As part of the United States Department of Transportation’s commitment to providing safety to workers and the public, illegal substance screening is needed for what the agency considers “safety-sensitive” workers. These workers work as part of the team that helps provide transportation services on the roads, in the air, in the water, and across the rails – both underground and overland. Current Department of Labor screening practices is a result of a law called the Omnibus Transportation Employee Testing Act, that was passed in 1991 by the United States Congress.

The law required the Department of Transportation agencies to implement strict alcohol and drug testing for workers who are in a safety-sensitive work environment. To comply with the law, the Office of Drug and Alcohol Policy and Compliance or the ODAPC established rules and regulations on how to the test should be conducted, as well as the testing and how to report the procedure.

To find out the states with strict alcohol laws, check out https://www.insider.com/states-with-strict-alcohol-laws-2019-1 for more details.

Who are the people subjected to these drug tests?

According to the employee handbook on drug and alcohol testing procedures from the Department of Transportation, their goal is to get the help of operators who are 100% alcohol- and drug-free. But operators are not the only employees subjected to these screening procedures.

Any position considered that are considered as safety-sensitive, will fall under the screening requirements. The agency looks at duties and tasks, not just titles when determining whether the job position qualifies as a safety-sensitive position or not. Some of these tasks include:

Working on pipelines

Driving trucks

Repairing airplanes

Operating trains, buses, or ferries

In addition to workers like security guards and flight attendants, are also required by the department to undergo screening. Any position that involves jobs that could impact the safety of transport passengers or workers is included in the department’s regulations.

What substances does the department test for?

The procedure is conducted for both drugs and alcohol. The substances that the department tests look for include:

Cocaine

Marijuana or Tetrahydrocannabinol

Amphetamines including meth or methamphetamine

Phencyclidine or PCP

According to numbers from the department, amphetamines and cannabis were at the top of the list of widely used substances because of the screening for commercial vehicle drivers in 2015. All in all, positive results remain pretty low for commercial vehicle drivers.

To know more about PCPs, click here for more information.

What screening is used for department testing?

They use a urine sample collection, and they test exclusively for the illegal substance. Alcohol may be included in the test for using saliva and breath. All these testing methods used by the agency are non-intrusive.

When is these testing conducted?

There are a lot of situations when DOT workers may be subjected to the screening. The most common case includes:

Reasonable cause

Pre-employment test

Post-accident

Random screening

Follow-up Tests

Return-to-Duty Testing

All newly hired personnel for safety-sensitive jobs need to complete the process of drug testing successfully.
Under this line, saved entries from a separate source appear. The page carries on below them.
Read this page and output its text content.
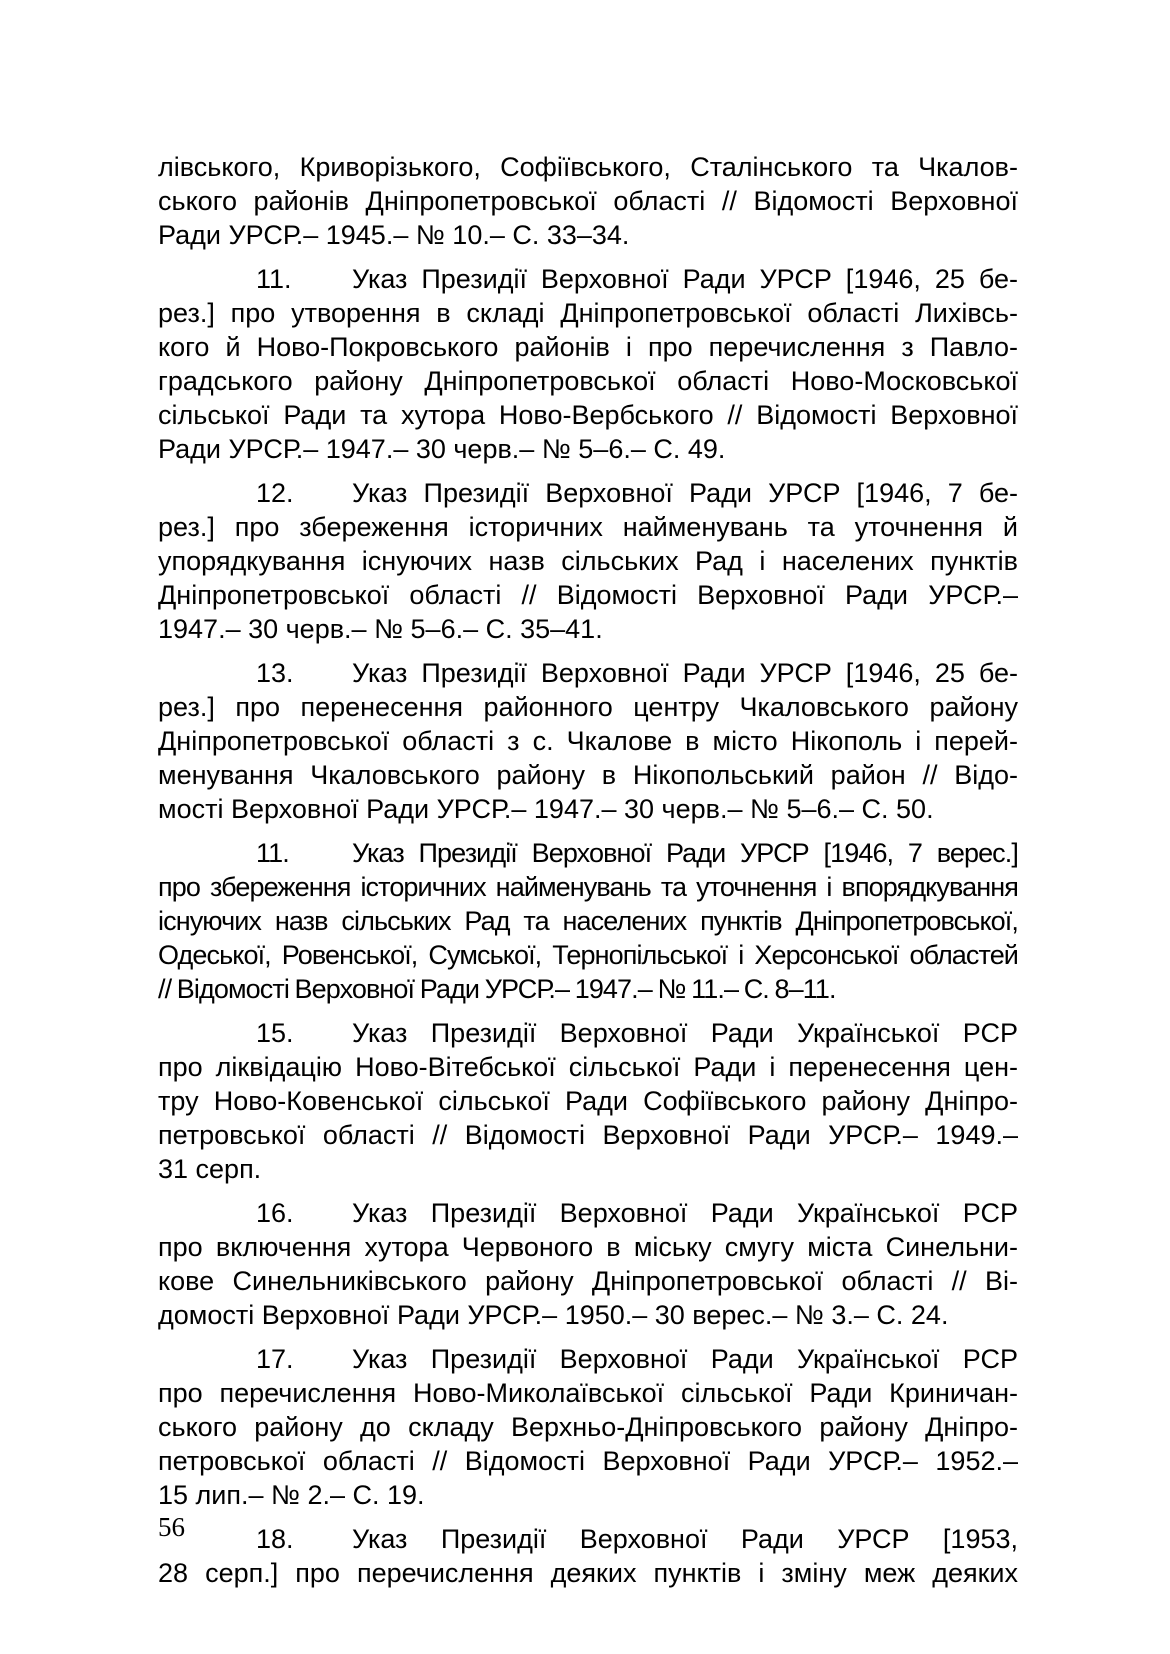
лівського, Криворізького, Софіївського, Сталінського та Чкалов-
ського районів Дніпропетровської області // Відомості Верховної
Ради УРСР.– 1945.– № 10.– С. 33–34.
11. Указ Президії Верховної Ради УРСР [1946, 25 бе-
рез.] про утворення в складі Дніпропетровської області Лихівсь-
кого й Ново-Покровського районів і про перечислення з Павло-
градського району Дніпропетровської області Ново-Московської
сільської Ради та хутора Ново-Вербського // Відомості Верховної
Ради УРСР.– 1947.– 30 черв.– № 5–6.– С. 49.
12. Указ Президії Верховної Ради УРСР [1946, 7 бе-
рез.] про збереження історичних найменувань та уточнення й
упорядкування існуючих назв сільських Рад і населених пунктів
Дніпропетровської області // Відомості Верховної Ради УРСР.–
1947.– 30 черв.– № 5–6.– С. 35–41.
13. Указ Президії Верховної Ради УРСР [1946, 25 бе-
рез.] про перенесення районного центру Чкаловського району
Дніпропетровської області з с. Чкалове в місто Нікополь і перей-
менування Чкаловського району в Нікопольський район // Відо-
мості Верховної Ради УРСР.– 1947.– 30 черв.– № 5–6.– С. 50.
11. Указ Президії Верховної Ради УРСР [1946, 7 верес.]
про збереження історичних найменувань та уточнення і впорядкування
існуючих назв сільських Рад та населених пунктів Дніпропетровської,
Одеської, Ровенської, Сумської, Тернопільської і Херсонської областей
// Відомості Верховної Ради УРСР.– 1947.– № 11.– С. 8–11.
15. Указ Президії Верховної Ради Української РСР
про ліквідацію Ново-Вітебської сільської Ради і перенесення цен-
тру Ново-Ковенської сільської Ради Софіївського району Дніпро-
петровської області // Відомості Верховної Ради УРСР.– 1949.–
31 серп.
16. Указ Президії Верховної Ради Української РСР
про включення хутора Червоного в міську смугу міста Синельни-
кове Синельниківського району Дніпропетровської області // Ві-
домості Верховної Ради УРСР.– 1950.– 30 верес.– № 3.– С. 24.
17. Указ Президії Верховної Ради Української РСР
про перечислення Ново-Миколаївської сільської Ради Криничан-
ського району до складу Верхньо-Дніпровського району Дніпро-
петровської області // Відомості Верховної Ради УРСР.– 1952.–
15 лип.– № 2.– С. 19.
18. Указ Президії Верховної Ради УРСР [1953,
28 серп.] про перечислення деяких пунктів і зміну меж деяких
56
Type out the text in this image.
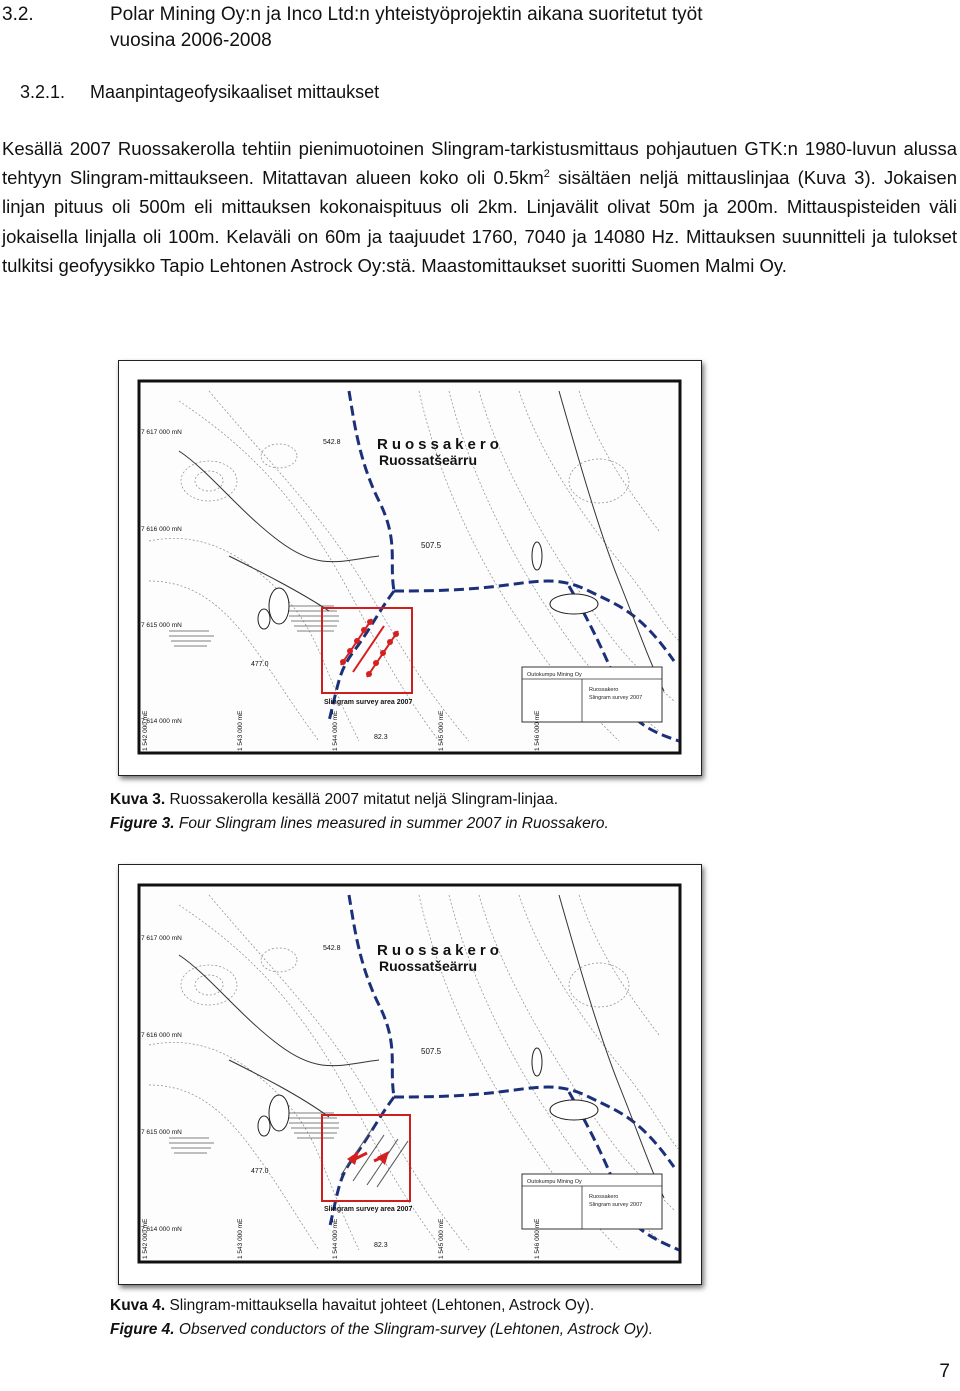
3.2.	Polar Mining Oy:n ja Inco Ltd:n yhteistyöprojektin aikana suoritetut työt
vuosina 2006-2008
3.2.1. Maanpintageofysikaaliset mittaukset
Kesällä 2007 Ruossakerolla tehtiin pienimuotoinen Slingram-tarkistusmittaus pohjautuen GTK:n 1980-luvun alussa tehtyyn Slingram-mittaukseen. Mitattavan alueen koko oli $0.5km^2$ sisältäen neljä mittauslinjaa (Kuva 3). Jokaisen linjan pituus oli 500m eli mittauksen kokonaispituus oli 2km. Linjavälit olivat 50m ja 200m. Mittauspisteiden väli jokaisella linjalla oli 100m. Kelaväli on 60m ja taajuudet 1760, 7040 ja 14080 Hz. Mittauksen suunnitteli ja tulokset tulkitsi geofyysikko Tapio Lehtonen Astrock Oy:stä. Maastomittaukset suoritti Suomen Malmi Oy.
Outokumpu Mining Oy
Ruossakero
Slingram survey 2007
Ruossakero
Ruossatšeärru
Slingram survey area 2007
7 617 000 mN
7 616 000 mN
7 615 000 mN
7 614 000 mN
1 542 000 mE	1 543 000 mE	1 544 000 mE	1 545 000 mE	1 546 000 mE
542.8
507.5
477.0
82.3
Kuva 3. Ruossakerolla kesällä 2007 mitatut neljä Slingram-linjaa.
Figure 3. Four Slingram lines measured in summer 2007 in Ruossakero.
Outokumpu Mining Oy
Ruossakero
Slingram survey 2007
Ruossakero
Ruossatšeärru
Slingram survey area 2007
7 617 000 mN
7 616 000 mN
7 615 000 mN
7 614 000 mN
1 542 000 mE	1 543 000 mE	1 544 000 mE	1 545 000 mE	1 546 000 mE
542.8
507.5
477.0
82.3
Kuva 4. Slingram-mittauksella havaitut johteet (Lehtonen, Astrock Oy).
Figure 4. Observed conductors of the Slingram-survey (Lehtonen, Astrock Oy).
7
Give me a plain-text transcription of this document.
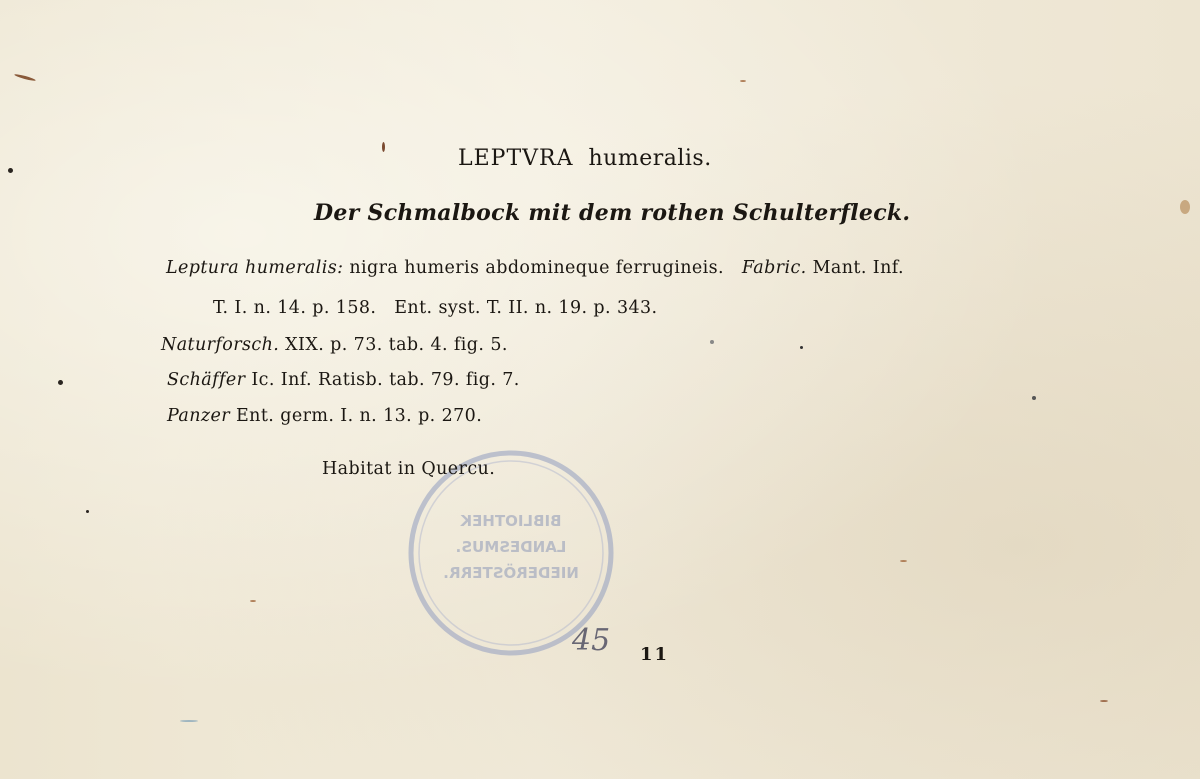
BIBLIOTHEK
LANDESMUS.
NIEDERÖSTERR.
45
LEPTVRA humeralis.
Der Schmalbock mit dem rothen Schulterfleck.
Leptura humeralis: nigra humeris abdomineque ferrugineis. Fabric. Mant. Inf.
T. I. n. 14. p. 158.   Ent. syst. T. II. n. 19. p. 343.
Naturforsch. XIX. p. 73. tab. 4. fig. 5.
Schäffer Ic. Inf. Ratisb. tab. 79. fig. 7.
Panzer Ent. germ. I. n. 13. p. 270.
Habitat in Quercu.
11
Screening for alcohol is optional at the discretion of the company. Before a new employee can start doing any safety-sensitive tasks, the company needs to get a negative drug screening result from a strict Department of Transportation drug testing for their office file.

The same requirements apply for workers starting a new position or employees transferring to different departments. If a supervisor or the manager suspects that their employees are high on illegal drugs or drunk, they can request a substance screening. The procedure will not be granted if it is only based on a hunch.

The company needs to have a valid reason for that – the law requires them to get a valid reason before conducting any test for its employees. Call it employee protection. The management’s suspicion needs to be based on actual observed behavior that is usually associated with the influence of drugs or alcohol. These types of behaviors may include appearance or scent of alcohol or slurred speech.

Random alcohol and drug screening may be conducted by the company any time, but they can’t subject their workers to random tests without their consent simply because of a hunch, or they want to. The use of random drug testing needs to be truly random, and every worker needs to have an equal chance of getting picked.

What conduct is not allowed by regulations?

The purpose of these strict requirements is to make sure that employees working in safety-sensitive positions do not use illegal substances or alcohol while performing safety-sensitive tasks. As part of these efforts, some behavior is prohibited. These employees can’t report for duty or stay on the job while they are high as a kite with illegal substances or drunk as a fish.

Under the influence – Workers with a blood alcohol concentration of 0.04 or above are not allowed to work or perform their tasks. A lot of workers can’t be drunk within three to four hours of reporting for the job. For people working as flight attendants or flight crew, the work ban is a lot longer.

Drug uses – Workers may not report or stay on duty if they have used any forms of controlled substances, especially illegal drugs like amphetamines or cannabis. Some controlled drugs might be allowed under strict guidance from medical professionals.